На острове Святой Елены, «когда Наполеон уже лежал на смертном одре, — писал В. Слоон, — один из присутствующих имел неловкость прочесть вслух заметку из английского журнала, где его называли убийцей герцога Энгиенского. Умирающий приподнялся, потребовал свое завещание и, схватив перо, приписал собственноручно: “Я приказал схватить и судить герцога Энгиенского, так как это было необходимо для безопасности, благоденствия и чести французского народа. Это было сделано в то время, когда граф д'Артуа, по собственному его сознанию, держал в Париже шестьдесят убийц, долженствовавших меня умертвить. При таких обстоятельствах я бы и теперь поступил совершенно таким же образом”. При этом Наполеон неоднократно пытался возложить всю ответственность на Талейрана. Так, в беседах с лордом Эбрингтоном, доктором О'Мира, Лас-Казом и Монтолоном император утверждал, будто Талейран всячески старался доказать неуместность помилования, к которому он лично был как нельзя более расположен».

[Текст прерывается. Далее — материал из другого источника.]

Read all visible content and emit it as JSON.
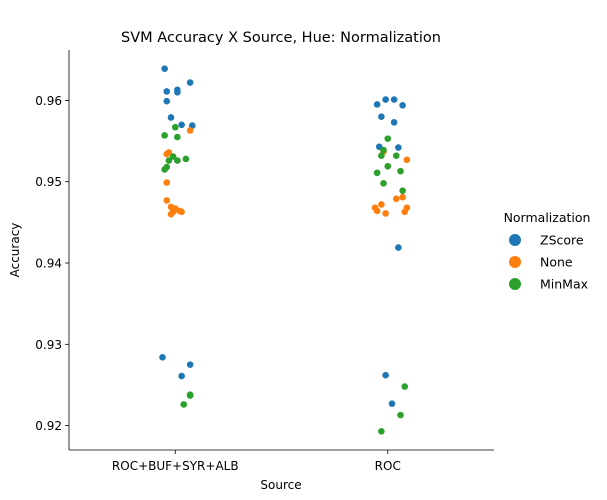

Наполеон так и не признал настоящей причины гибели герцога Энгиенского. Но неумолимая История поведает нам, что Наполеон был провозглашен императором через три месяца после этого убийства, и менее снисходительная, чем его современники, она не свяжет вину ни со случайностью, ни с усердием полиции, ни с интригой.
Но вернемся вновь к судилищу над Моро. Судебный процесс прославленного генерала представлял собой не единственный парадокс того периода, когда обвинительные приговоры за преступления, совершенные против республики, произносились от имени императора, который эту самую республику и уничтожил.
Принимая во внимание деликатность своего нового статуса, Наполеон вначале объявил себя императором республики, как некий переходный титул перед провозглашением себя императором французов. Глядя на обе стороны этой «медали», мы не можем не восхищаться гением Бонапарта, безрассудно стремящимся к достижению поставленной цели и умело использующим как гибкость, так и смелость, принимая любое решение. Эти качества позволили ему, с одной стороны, верить в свою звезду, а с другой — помогали обходить неизбежные трудности, чтобы, преодолев их, взойти на трон не просто Людовика XVI, а на реконструированный трон самого Карла Великого.
Однако вновь обратимся к свидетельству Бурьена, который присутствовал на процессе по обвинению Кадудаля, Пишегрю и Моро. Вот что он пишет: «Я лично слушал все, что было сказано на суде, и из того, что я узнал, могу со всей определенностью сказать, что Моро не был заговорщиком. Как известно, Моро был арестован на следующий день после того, как Бувэ де Лозье дал свои признательные показания. Пишегрю же был схвачен благодаря самому низкому и гнусному предательству, на которое способен человек. Агенты полиции были не в состоянии отследить его возможные пути отхода; тогда они схватили старого друга Пишегрю, который нашел ему пристанище в Париже, и предложили ему «сдать» генерала за вознаграждение в 100 000 крон (история умалчивает, почему это были кроны, а не франки. — А. З.
«Пишегрю был арестован в ночь на 22 февраля, — пишет далее Бурьен. — Я полностью потерял его из виду после окончании Бриенской военной школы, где мы учились вместе с Наполеоном. Пишегрю был также воспитанником этой школы, но так как он был старше нас, то он уже преподавал, в то время как мы были просто учениками. Я очень хорошо помню, как он заставлял Бонапарта повторять четыре основных действия арифметики. Именно отличные знания этого предмета позволили им обоим впоследствии получить эполеты лейтенантов артиллерии. Но как по-разному сложились их судьбы! Пока один готовился взойти на престол Франции, другой томился в одиночной камере тюрьмы Тампль. Через сорок дней после ареста, а именно 6 апреля 1804 года, Пишегрю был найден задушенным в тюремной камере. За это время его десять раз допрашивали, но он не дал ни одного признательного показания и никого не скомпрометировал».
Однако все свидетельствовало о том, что он был готов о многом поведать в суде. Этот бесстрашный боевой генерал говорил: «Когда я предстану перед судьями, мне будет приятнее сказать правду, в том числе и в интересах моей родины». Мы не сомневаемся, что он так бы и поступил, имея в виду твердость духа и решительный характер Пишегрю. Но что же мог поведать суду завоеватель Голландии?
Нет сомнений в том, что Пишегрю был умерщвлен в своей камере, а не покончил жизнь самоубийством, как тогда говорили. Не осталось ничего — ни протокола вскрытия, ни самого трупа, от которого поспешили немедленно избавиться. Полагают, что полиция опасалась громких и нежелательных разоблачений. Многие, знавшие этого узника Тампля, не сомневались в том, что смерть Пишегрю не была самоубийством.